Regarding the Tensorflow stuff and GlobalCache, I currently don't have the time to rework the code unfortunately. If you and/or L1T offline software think that this should be done, I can try to pass this task to someone within the EMTF group and we can see how quickly we can implement this.
Hi @eyigitba I think addressing the PtAssignmentEngine::load() (at least making read-only parts shared across streams; I hope the memory there is mostly read-only) would be important.
The Tensorflow part would be nice (e.g. if the model would become larger in the future, or serving as an example for others), but with 0.5 MB / stream not that important today.
Hi @makortel , ok we'll look into the BDT loading and also see how we can improve the Tensorflow part.
How urgent is this btw?
Memory budget is 2GB per stream (including shared component and I/O buffers).

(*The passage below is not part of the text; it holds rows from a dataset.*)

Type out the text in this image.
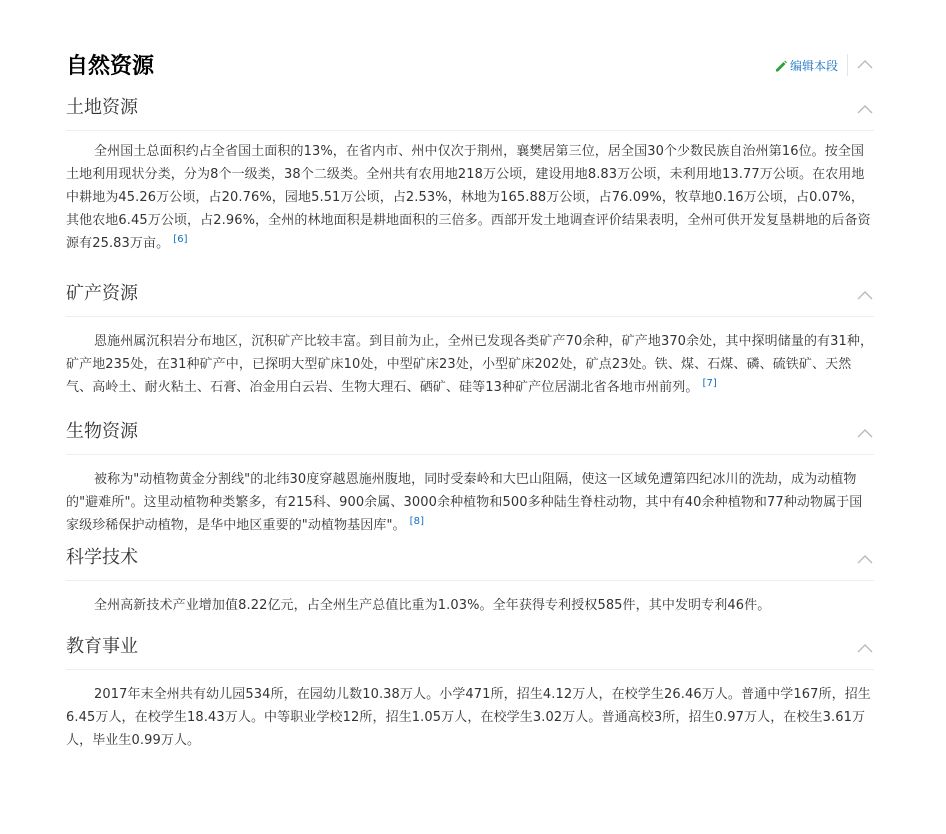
自然资源	编辑本段
土地资源

全州国土总面积约占全省国土面积的13%，在省内市、州中仅次于荆州，襄樊居第三位，居全国30个少数民族自治州第16位。按全国土地利用现状分类，分为8个一级类，38个二级类。全州共有农用地218万公顷，建设用地8.83万公顷，未利用地13.77万公顷。在农用地中耕地为45.26万公顷，占20.76%，园地5.51万公顷，占2.53%，林地为165.88万公顷，占76.09%，牧草地0.16万公顷，占0.07%，其他农地6.45万公顷，占2.96%，全州的林地面积是耕地面积的三倍多。西部开发土地调查评价结果表明，全州可供开发复垦耕地的后备资源有25.83万亩。 [6]

矿产资源

恩施州属沉积岩分布地区，沉积矿产比较丰富。到目前为止，全州已发现各类矿产70余种，矿产地370余处，其中探明储量的有31种，矿产地235处，在31种矿产中，已探明大型矿床10处，中型矿床23处，小型矿床202处，矿点23处。铁、煤、石煤、磷、硫铁矿、天然气、高岭土、耐火粘土、石膏、冶金用白云岩、生物大理石、硒矿、硅等13种矿产位居湖北省各地市州前列。 [7]

生物资源

被称为"动植物黄金分割线"的北纬30度穿越恩施州腹地，同时受秦岭和大巴山阻隔，使这一区域免遭第四纪冰川的洗劫，成为动植物的"避难所"。这里动植物种类繁多，有215科、900余属、3000余种植物和500多种陆生脊柱动物，其中有40余种植物和77种动物属于国家级珍稀保护动植物，是华中地区重要的"动植物基因库"。 [8]

科学技术

全州高新技术产业增加值8.22亿元，占全州生产总值比重为1.03%。全年获得专利授权585件，其中发明专利46件。

教育事业

2017年末全州共有幼儿园534所，在园幼儿数10.38万人。小学471所，招生4.12万人，在校学生26.46万人。普通中学167所，招生6.45万人，在校学生18.43万人。中等职业学校12所，招生1.05万人，在校学生3.02万人。普通高校3所，招生0.97万人，在校生3.61万人，毕业生0.99万人。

L1TMuonEndCapTrackProducer alone accounts for 5% of that.
To L1 mngmt to judge how urgent it WAS.
BTW: why using your own implementation of a Forest and not the highly optimized common CMS one https://cmssdt.cern.ch/dxr/CMSSW/source/CondFormats/GBRForest/interface/GBRForest.h#24 ?
I would advice to switch to that.
Thanks for the advice @VinInn . I don't know why it was implemented like this, but this code is quite old, from 2016 or so. I unfortunately don't have much time these couple of weeks, but we'll discuss in the EMTF group to come up with a solution soon.
The PtAssignmentEngine::load() came up again in https://github.com/cms-sw/cmssw/issues/46040#issuecomment-2420384665, this time with ~47 MB / stream cost. On an 8-thread/stream PromptReco that corresponds to 376 MB. Avoiding the per-stream copies could potentially save ~329 MB, and moving to GBRForest would likely save more.
In my opinion it would be great if this would be addressed for 2025 data taking.
cms-bot internal usage
type performance-improvements
@eyigitba @cms-sw/l1-l2 Any news?
@makortel , not yet from my side. I have a student looking into this but nothing to discuss for now
Came up in https://github.com/cms-sw/cmssw/issues/46975#issuecomment-2557671051
@eyigitba @cms-sw/l1-l2 A kind reminder (this came up last yer when we investigated PromptReco jobs using too much memory)
Hi @makortel , we have someone that'll look into this but they are currently busy with another task. I hope they'll start the work on this soon
Great!